Originally considered underwear, shirts didn’t come into their own until the 20th century, yet of all the garments that go into our outfits, the shirt is the most diverse and the most visible. White shirts have always been at the top of the fashion food chain because it’s indicative of a lifestyle where the wearer doesn’t get dirty. Likewise, colored shirts have traditionally been more casual because the colors were originally meant to obscure stains between washings.
The easiest way I’ve found to organize this list is by the length of the placket — the reinforced piece of fabric onto which buttons are attached. A shirt with a full placket is one with buttons from the neck down to the bottom hem. Shirts with partial plackets have buttons that start at the neck but don’t extend to the bottom of the shirt. A shirt without a placket has no buttons.
Dress and Sport Shirts
First, let’s discuss our basic shirts with full plackets and collars. They come in a countless array of colors, cuts, and costs. A simple dress shirt in a conservative color is the foundation for nearly every formal outfit. Add a bold pattern or a unique cut and it becomes a sports shirt, ready for a night out. These shirts come in both short- and long-sleeved varieties. Whichever way we go, fit comes first, if it’s too billowy we’ll look like we borrowed dad’s shirt, if it’s too tight, we look fat.

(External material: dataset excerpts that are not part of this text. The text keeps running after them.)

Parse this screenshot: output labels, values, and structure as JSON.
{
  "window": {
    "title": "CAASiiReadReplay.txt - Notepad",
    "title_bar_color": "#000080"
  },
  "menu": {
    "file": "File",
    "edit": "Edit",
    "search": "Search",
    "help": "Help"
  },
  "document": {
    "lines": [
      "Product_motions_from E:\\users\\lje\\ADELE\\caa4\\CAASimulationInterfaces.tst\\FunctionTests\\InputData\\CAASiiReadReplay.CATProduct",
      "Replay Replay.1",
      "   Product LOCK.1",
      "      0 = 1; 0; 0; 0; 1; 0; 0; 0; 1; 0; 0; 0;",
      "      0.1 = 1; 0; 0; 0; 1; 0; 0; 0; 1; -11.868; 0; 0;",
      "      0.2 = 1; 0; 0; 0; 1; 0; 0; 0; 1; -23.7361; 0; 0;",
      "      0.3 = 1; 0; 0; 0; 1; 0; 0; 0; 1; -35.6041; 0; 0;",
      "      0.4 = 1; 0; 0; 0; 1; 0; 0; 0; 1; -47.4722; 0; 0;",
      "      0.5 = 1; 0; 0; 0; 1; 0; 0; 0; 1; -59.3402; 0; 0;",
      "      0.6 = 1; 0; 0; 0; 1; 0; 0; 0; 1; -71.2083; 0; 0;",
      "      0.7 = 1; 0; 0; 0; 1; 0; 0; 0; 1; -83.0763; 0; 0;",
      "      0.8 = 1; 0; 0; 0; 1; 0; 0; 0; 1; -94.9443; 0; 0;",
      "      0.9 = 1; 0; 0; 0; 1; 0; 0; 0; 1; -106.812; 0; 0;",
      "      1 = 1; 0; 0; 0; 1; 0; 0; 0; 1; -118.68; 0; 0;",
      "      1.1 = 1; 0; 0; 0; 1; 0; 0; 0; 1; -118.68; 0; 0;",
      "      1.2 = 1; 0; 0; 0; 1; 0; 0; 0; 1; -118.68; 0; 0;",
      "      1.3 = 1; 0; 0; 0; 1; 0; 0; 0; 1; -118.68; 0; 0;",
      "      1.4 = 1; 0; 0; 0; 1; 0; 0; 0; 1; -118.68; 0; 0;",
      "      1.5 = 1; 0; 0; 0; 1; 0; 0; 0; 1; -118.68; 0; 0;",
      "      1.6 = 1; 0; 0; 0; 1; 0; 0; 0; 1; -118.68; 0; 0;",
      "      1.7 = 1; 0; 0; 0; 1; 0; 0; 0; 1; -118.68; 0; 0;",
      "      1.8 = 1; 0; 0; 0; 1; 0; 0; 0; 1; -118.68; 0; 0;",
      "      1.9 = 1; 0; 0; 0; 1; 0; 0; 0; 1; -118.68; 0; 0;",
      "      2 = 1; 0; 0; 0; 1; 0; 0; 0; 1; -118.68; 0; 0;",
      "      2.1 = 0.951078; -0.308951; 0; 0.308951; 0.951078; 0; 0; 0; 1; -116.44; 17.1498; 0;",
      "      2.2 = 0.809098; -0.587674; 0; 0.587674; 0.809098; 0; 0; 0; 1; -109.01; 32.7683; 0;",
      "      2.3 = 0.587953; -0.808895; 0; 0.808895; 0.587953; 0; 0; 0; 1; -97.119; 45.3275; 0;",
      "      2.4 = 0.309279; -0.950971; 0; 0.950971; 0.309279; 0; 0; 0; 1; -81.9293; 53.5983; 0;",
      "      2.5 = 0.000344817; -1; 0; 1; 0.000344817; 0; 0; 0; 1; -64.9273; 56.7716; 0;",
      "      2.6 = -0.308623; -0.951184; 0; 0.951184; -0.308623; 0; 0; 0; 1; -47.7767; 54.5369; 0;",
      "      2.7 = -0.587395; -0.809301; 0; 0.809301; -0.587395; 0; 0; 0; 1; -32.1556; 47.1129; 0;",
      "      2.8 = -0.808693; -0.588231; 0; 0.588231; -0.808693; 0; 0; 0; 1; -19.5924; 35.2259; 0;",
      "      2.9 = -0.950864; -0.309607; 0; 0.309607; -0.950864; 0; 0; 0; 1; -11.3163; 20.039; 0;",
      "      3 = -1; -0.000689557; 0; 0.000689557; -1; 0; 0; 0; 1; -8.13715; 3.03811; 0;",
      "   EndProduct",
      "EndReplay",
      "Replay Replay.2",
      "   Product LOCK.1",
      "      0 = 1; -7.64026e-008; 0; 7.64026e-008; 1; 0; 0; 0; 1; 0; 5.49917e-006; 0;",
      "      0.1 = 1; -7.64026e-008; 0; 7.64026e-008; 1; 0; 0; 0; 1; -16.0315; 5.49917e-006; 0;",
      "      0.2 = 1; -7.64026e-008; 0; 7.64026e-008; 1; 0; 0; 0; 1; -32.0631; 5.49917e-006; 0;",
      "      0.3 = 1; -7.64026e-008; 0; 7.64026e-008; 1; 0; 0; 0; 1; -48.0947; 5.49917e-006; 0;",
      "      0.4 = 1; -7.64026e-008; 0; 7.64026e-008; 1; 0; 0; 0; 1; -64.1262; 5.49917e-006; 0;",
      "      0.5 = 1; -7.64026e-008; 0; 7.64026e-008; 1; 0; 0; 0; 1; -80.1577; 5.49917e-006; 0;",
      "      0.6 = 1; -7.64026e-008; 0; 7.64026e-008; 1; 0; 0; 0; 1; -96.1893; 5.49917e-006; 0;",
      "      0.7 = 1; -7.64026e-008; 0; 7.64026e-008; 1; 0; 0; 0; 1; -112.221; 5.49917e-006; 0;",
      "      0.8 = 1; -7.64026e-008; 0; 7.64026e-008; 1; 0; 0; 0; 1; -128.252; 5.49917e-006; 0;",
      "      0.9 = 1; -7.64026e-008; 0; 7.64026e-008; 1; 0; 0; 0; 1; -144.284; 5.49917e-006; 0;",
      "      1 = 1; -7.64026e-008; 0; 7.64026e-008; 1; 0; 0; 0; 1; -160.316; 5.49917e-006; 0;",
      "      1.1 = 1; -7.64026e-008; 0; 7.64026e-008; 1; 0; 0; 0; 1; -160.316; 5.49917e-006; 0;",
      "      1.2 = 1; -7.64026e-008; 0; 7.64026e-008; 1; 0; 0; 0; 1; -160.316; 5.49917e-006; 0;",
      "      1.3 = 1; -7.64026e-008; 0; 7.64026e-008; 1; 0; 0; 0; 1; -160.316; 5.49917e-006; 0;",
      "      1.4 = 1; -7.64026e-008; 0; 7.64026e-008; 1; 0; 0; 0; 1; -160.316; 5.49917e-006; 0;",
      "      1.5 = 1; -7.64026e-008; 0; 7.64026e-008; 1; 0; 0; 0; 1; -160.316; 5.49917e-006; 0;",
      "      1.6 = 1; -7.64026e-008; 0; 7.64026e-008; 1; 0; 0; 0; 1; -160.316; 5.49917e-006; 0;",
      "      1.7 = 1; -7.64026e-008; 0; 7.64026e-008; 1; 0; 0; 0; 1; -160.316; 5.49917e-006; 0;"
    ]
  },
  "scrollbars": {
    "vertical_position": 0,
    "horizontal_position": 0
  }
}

This shirt is primarily distinguished by its collars being buttoned down. This feature was originally added to the shirt by polo players to keep their collars from flapping in their faces as they rode. Considering its athletic roots, the button-down conveys more casualness than your average dress shirt and is often made of softer fabrics. Dress it up with a tie and slacks, dress it down with an open collar and jeans.
The camp shirt is the most casual of the full-placket shirts on this list. Like the others, it has a collar, but the collar on a camp shirt has no collar stand – the extra piece of fabric around the neck that raises the collar off of the shirt. Instead, the collar lays flat against the garment. Always casual, never tucked in, save the camp shirt (especially the Hawaiian prints) for warmer climates or warmer months.
The guayabera is a staple of Latin American fashion and even the official formalwear of Cuba when worn white and long sleeved. This shirt is defined by the pockets on the front of the shirt, the fine pleats that run vertically along the front and back of the garment, and the straight bottom hem, meant to be untucked. Wear it in white for formal occasions, or wear it in a color and add a dash of embroidery for a more casual look.
The original, modern polo shirt was designed by Rene Lacoste for tennis players and has since found its way from the tennis courts to couture. A polo can be worn tucked or untucked. If you’re going to wear it untucked, pay attention to the length of the shirt. If it hangs too far down your hips, it starts to look like a dress.
The origin of the rugby shirt is evident from its name. More than a long-sleeved polo shirt, the rugby is made from thicker shirting and often has more stitching in the yoke to survive scrums. Unlike with the polo, don’t be afraid to layer this on top of other clothes. As long as you’ve got a good fit, you can go either formal or casual with this shirt.
Henleys are one step above t-shirts when it comes to fashion and formality. Meant to be worn close to the body, the Henley is a team player that looks good when layered under a sweater or a rugby. Henleys also work well by themselves to dress up a pair of jeans.
A t-shirt is always casual. Many writers will flat-out tell us to never wear a t-shirt, but we don’t need to be as puritan as all that. T-shirts were originally undershirts and work shirts, so generally we shouldn’t be wearing them with a blazer. But as long as the fit is good and we’re not carrying too much extra weight, t-shirts are an easy addition to jeans or shorts.